While Davis has stayed busy so far in retirement — including going to see his daughter, Connor, coach her Holly Springs High volleyball team or son, Kyle, a sophomore pitcher at Pitt Community College — he will add one more thing to his to-do list this week. Davis will be inducted into the North Carolina Baseball Coaches Hall of Fame on Friday in Greensboro.

“I’m very honored and humbled and it’s just an unreal feeling to be honest with you,” Davis said. “You don’t get into coaching to win these awards and things like that.”

It will be his third hall-of-fame honor, having been inducted in 2007 into the Mount Olive hall of fame and just last January into Goldsboro coaching legend George Whitfield’s hall of fame.

After a standout career at Beddingfield, Davis attended Mount Olive, then a junior college, for two years before moving on to play at North Carolina Wesleyan College, where he met the man who would become the greatest influence on his coaching career.

“Mike Fox,” Davis said of the current North Carolina head coach who led the Bishops to a pair of NCAA Division III championships in the 1980s. “I was fortunate to play for him for two years and then to be his assistant for two years. Those two years I was his assistant proved to be invaluable.”

Davis also credited his coach at Beddingfield, E.D. Hall, for inspiring him to become a teacher and coach, as well as his former Wilson American Legion Post 13 coaches Alton Britt and Tommy Hawkins for teaching him about the game of baseball.

“I was very fortunate to grow up and have not only good baseball people but good men,” he said.

But by the time Davis came in contact with any of his coaches, he had already learned some valuable lessons from his parents, Faye and Dick Davis, while growing up in Black Creek.

“The way they brought me up was to be respectful to everyone, work hard, show up to work every day,” Davis said.

LASTING LEGACY

Davis coached two years at Norwayne Middle before taking over for Dee Glover as the Aycock varsity baseball coach in July 1990. Four years later he added athletic director to his duties, which he held until last June.
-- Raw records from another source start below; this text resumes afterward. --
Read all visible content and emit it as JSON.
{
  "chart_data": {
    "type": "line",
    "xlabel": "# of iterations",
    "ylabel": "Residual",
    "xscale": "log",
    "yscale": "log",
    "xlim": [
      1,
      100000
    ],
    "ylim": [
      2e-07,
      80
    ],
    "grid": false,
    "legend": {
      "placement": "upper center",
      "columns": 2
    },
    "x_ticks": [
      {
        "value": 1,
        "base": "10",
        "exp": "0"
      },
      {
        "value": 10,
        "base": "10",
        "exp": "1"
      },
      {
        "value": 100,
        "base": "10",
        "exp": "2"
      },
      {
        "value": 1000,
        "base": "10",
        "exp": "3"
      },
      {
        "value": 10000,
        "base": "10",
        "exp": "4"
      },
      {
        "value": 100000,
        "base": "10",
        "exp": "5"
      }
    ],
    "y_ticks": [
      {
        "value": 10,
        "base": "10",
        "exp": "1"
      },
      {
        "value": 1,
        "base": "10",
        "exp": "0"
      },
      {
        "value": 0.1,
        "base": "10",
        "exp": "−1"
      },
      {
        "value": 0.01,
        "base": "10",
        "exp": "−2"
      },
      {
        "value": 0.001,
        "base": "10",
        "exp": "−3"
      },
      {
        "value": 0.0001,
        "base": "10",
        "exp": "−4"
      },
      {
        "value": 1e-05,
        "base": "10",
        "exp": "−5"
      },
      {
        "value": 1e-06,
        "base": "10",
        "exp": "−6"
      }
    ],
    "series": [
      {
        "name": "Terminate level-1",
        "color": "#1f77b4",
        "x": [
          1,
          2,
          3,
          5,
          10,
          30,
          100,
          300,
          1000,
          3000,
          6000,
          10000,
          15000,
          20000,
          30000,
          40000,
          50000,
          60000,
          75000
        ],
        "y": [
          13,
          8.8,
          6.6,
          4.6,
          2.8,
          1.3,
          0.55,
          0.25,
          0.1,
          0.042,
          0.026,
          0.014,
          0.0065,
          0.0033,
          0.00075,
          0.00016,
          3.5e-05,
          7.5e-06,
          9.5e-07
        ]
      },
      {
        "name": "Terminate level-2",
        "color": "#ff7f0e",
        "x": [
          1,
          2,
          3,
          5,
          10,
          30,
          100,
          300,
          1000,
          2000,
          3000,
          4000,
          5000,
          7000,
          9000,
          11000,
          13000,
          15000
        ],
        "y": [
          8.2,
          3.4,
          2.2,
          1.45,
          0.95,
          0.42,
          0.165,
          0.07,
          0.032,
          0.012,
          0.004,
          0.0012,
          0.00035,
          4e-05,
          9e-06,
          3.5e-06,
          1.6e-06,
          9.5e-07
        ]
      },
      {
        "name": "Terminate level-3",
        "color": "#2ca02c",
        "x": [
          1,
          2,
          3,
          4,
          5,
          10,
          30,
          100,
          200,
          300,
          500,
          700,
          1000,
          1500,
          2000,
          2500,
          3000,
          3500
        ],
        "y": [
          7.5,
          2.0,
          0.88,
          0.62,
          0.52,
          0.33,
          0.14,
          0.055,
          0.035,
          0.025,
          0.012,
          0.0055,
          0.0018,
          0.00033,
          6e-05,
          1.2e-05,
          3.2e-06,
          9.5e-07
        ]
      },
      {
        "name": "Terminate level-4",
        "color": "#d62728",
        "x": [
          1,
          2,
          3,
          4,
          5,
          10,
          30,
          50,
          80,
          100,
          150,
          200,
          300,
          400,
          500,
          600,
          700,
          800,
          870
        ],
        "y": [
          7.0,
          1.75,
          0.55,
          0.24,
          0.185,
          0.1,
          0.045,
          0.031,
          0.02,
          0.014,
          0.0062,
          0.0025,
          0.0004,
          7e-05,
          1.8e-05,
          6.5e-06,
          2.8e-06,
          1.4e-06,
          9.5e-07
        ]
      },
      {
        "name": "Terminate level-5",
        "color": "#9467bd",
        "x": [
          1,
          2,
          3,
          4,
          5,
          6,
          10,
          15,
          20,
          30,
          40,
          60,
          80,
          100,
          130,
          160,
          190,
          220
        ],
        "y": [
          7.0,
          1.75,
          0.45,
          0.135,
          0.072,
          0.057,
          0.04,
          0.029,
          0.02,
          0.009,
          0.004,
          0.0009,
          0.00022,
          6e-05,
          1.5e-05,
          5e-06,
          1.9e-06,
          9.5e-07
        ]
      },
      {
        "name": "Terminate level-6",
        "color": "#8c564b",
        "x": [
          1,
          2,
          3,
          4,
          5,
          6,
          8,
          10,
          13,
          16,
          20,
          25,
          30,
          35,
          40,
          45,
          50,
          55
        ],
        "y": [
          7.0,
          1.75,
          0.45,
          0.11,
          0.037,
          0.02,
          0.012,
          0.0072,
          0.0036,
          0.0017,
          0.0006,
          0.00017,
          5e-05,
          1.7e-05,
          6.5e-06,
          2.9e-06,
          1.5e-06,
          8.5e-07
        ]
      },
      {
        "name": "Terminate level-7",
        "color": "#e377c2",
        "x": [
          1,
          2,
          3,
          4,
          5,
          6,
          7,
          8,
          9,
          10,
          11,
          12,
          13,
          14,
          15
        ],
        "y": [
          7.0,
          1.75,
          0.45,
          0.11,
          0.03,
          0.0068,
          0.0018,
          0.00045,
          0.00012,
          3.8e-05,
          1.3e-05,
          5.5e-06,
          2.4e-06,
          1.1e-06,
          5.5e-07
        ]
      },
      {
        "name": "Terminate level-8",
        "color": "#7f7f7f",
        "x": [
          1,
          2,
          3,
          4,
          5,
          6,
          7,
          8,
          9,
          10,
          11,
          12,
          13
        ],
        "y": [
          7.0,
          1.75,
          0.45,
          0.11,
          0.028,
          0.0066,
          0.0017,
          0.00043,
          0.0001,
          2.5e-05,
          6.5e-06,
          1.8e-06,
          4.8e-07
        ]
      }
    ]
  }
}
Jon Horton succeeded him as the Aycock AD.

Davis said that he realized early on that Aycock was the place for him.

“I had a couple of chances to leave back in the ‘90s but I was happy where I was at,” he said. “This was home. The community and administration have been nothing but supportive of me.”

Davis’ legacy on the field is unassailable with a .734 career winning percentage (512-186-1) that includes 13 conference championships, five conference tournament titles and two state runner-up finishes in 2012 and 2015 along with the 2007 state 3-A championship. Amazingly, his CBA teams finished either first or second in the conference in 25 of his 27 seasons. Davis was voted conference coach of the year 11 times, including each of the last two years in the 3-A/4-A ECC. He was named Region 2 Coach of the Year by the N.C. Baseball Coaches Association in 1995, 2007 and 2015 and the National Federation of High School Coaches Association Sectional Coach of the Year in 2015. Davis was the recipient of the NCHSAA’s Region 2 Homer Thompson Sportsmanship Award in 2009.
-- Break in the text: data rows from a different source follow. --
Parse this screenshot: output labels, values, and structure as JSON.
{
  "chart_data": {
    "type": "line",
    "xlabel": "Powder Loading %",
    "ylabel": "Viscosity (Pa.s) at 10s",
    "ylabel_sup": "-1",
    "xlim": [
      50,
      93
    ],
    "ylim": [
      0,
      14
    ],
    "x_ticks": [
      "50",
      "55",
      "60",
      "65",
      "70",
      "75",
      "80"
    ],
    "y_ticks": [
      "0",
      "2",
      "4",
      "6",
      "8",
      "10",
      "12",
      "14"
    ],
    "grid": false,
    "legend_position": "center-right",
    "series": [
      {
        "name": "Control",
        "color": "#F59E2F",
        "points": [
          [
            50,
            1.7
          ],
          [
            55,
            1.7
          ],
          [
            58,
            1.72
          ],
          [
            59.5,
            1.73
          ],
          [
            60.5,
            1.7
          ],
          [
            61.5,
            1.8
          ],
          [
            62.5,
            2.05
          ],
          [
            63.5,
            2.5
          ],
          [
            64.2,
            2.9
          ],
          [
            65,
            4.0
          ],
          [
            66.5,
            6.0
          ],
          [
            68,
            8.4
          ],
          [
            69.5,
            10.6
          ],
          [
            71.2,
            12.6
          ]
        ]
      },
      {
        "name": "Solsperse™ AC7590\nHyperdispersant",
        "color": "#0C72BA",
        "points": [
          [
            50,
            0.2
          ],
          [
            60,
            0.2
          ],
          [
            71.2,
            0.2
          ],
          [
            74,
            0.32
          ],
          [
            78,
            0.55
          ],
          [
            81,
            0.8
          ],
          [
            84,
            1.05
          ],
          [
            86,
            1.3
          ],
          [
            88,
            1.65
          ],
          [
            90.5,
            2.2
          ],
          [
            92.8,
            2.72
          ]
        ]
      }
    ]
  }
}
He has had 62 players go on to play in the collegiate ranks and two were drafted by major league teams out of high school. Eight of his former players signed minor league contracts.
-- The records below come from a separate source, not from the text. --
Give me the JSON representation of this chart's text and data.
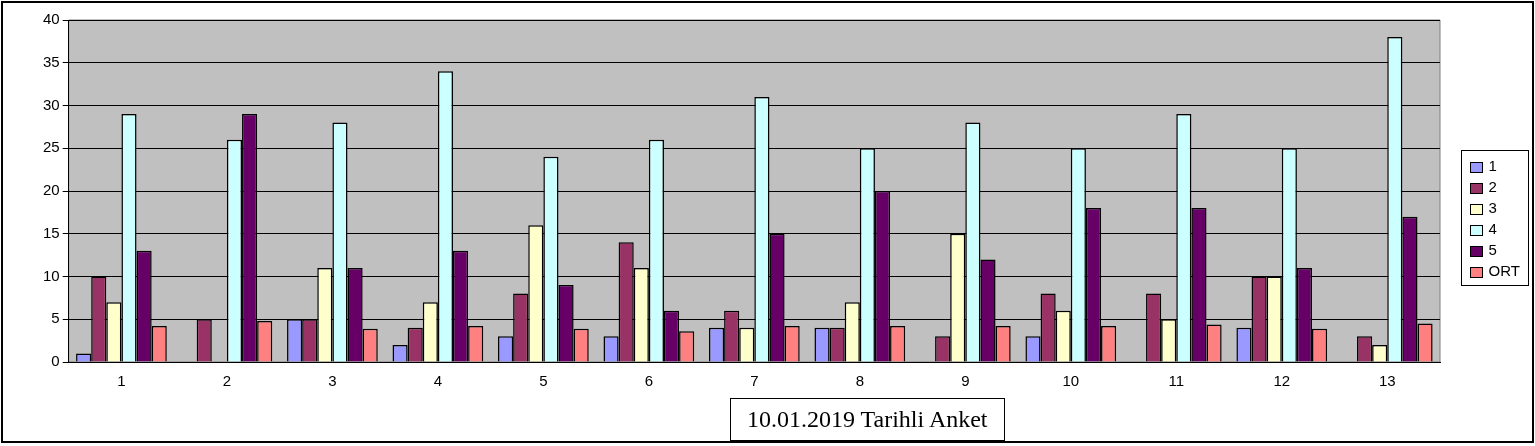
{
  "chart_data": {
    "type": "bar",
    "categories": [
      "1",
      "2",
      "3",
      "4",
      "5",
      "6",
      "7",
      "8",
      "9",
      "10",
      "11",
      "12",
      "13"
    ],
    "series": [
      {
        "name": "1",
        "color": "#9999ff",
        "values": [
          1,
          0,
          5,
          2,
          3,
          3,
          4,
          4,
          null,
          3,
          0,
          4,
          0
        ]
      },
      {
        "name": "2",
        "color": "#993366",
        "values": [
          10,
          5,
          5,
          4,
          8,
          14,
          6,
          4,
          3,
          8,
          8,
          10,
          3
        ]
      },
      {
        "name": "3",
        "color": "#ffffcc",
        "values": [
          7,
          0,
          11,
          7,
          16,
          11,
          4,
          7,
          15,
          6,
          5,
          10,
          2
        ]
      },
      {
        "name": "4",
        "color": "#ccffff",
        "values": [
          29,
          26,
          28,
          34,
          24,
          26,
          31,
          25,
          28,
          25,
          29,
          25,
          38
        ]
      },
      {
        "name": "5",
        "color": "#660066",
        "values": [
          13,
          29,
          11,
          13,
          9,
          6,
          15,
          20,
          12,
          18,
          18,
          11,
          17
        ]
      },
      {
        "name": "ORT",
        "color": "#ff8080",
        "values": [
          4.2,
          4.8,
          3.9,
          4.2,
          3.9,
          3.6,
          4.2,
          4.2,
          4.2,
          4.2,
          4.4,
          3.9,
          4.5
        ]
      }
    ],
    "ylim": [
      0,
      40
    ],
    "yticks": [
      0,
      5,
      10,
      15,
      20,
      25,
      30,
      35,
      40
    ],
    "grid": "y",
    "legend": "right",
    "annotations": [
      "10.01.2019 Tarihli Anket"
    ]
  }
}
But through all of that, Davis said the wins and awards aren’t what makes him the proudest about his career.

“The players,” he said. “Honestly, it’s the players. I don’t think a coach, especially in high school, should be remembered for how many championships they won or coach-of-the-years they won. All those things are fine but a coach should be remembered about the impact he’s had on his players.

“They have turned out to be good men.”